Companies seeking to raise money pursuant to Regulation Crowdfunding are typically newly formed, early stage companies with limited assets and limited revenue, if any. This method of investment, typically conducted over the internet, is aimed at assisting smaller companies with capital formation by accessing a greater pool of potential investors. This profile means these issuers are not able to raise capital through traditional fundraising routes (or are not willing to incur the related expense). Regulation Crowdfunding is viewed as a low-cost method for startups to sell securities broadly to the public, including nonaccredited investors, but lacks the certainty of more traditional private placements. Regulation Crowdfunding requires companies to engage intermediaries in order to conduct the offering. Intermediaries can be either broker-dealers or funding portals, but both have to register with FINRA and the SEC. As a result of the low fundraising threshold of $1.07 million, on March 4, 2020, the SEC announced that it was considering changes that would raise the maximum amount that can be raised in a crowdfunding offering to $5 million, in effect removing investment limits on accredited investors and making it easier for non-accredited investors to calculate the limits on their investments. It is uncertain when a final rule will be released by the SEC or if the final rule will be revised. More companies may decide to pursue crowdfunding as a method to raise capital as a result of the temporary relief by decreasing the public audit barrier, at least temporarily, and to potentially access capital more quickly.

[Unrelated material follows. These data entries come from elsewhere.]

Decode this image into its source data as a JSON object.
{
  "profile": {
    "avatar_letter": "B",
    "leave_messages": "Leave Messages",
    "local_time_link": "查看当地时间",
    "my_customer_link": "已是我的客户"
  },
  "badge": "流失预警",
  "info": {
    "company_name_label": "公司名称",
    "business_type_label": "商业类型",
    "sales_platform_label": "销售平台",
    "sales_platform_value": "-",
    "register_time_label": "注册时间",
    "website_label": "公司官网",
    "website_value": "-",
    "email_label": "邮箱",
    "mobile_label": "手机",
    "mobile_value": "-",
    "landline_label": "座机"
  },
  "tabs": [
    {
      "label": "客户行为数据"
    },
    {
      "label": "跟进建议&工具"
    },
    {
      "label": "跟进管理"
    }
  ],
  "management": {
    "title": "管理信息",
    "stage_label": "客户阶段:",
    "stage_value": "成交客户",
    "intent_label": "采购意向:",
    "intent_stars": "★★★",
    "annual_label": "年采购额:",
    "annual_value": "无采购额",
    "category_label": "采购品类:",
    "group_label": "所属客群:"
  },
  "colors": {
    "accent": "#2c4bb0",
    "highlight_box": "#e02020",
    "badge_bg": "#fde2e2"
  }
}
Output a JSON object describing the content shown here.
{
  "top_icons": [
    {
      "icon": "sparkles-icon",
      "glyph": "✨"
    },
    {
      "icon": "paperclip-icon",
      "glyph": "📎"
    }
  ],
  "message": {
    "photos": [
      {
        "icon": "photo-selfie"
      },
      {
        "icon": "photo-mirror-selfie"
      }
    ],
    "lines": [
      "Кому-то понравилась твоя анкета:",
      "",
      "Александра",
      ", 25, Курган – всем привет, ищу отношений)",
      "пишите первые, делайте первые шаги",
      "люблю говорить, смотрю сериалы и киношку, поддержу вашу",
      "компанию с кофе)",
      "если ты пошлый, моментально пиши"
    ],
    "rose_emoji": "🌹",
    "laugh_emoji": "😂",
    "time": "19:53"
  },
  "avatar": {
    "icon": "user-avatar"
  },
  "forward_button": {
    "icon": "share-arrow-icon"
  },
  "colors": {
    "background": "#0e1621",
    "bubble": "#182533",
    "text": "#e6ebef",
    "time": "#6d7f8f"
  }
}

A helpful chart from the SEC outlining the temporary rules is available in this SEC press release.

Please contact any member of Orrick’s Technology Companies Group for assistance with any crowdfunding or related offering questions.



[1] The temporary exemption is not available to companies that are disqualified under Regulation Crowdfunding’s disqualification rules, reporting companies, non-U.S.-based issuers, investment companies, blank check companies and companies that have failed to file annual reports as required by Regulation Crowdfunding during the two years immediately prior to commencement of the offering.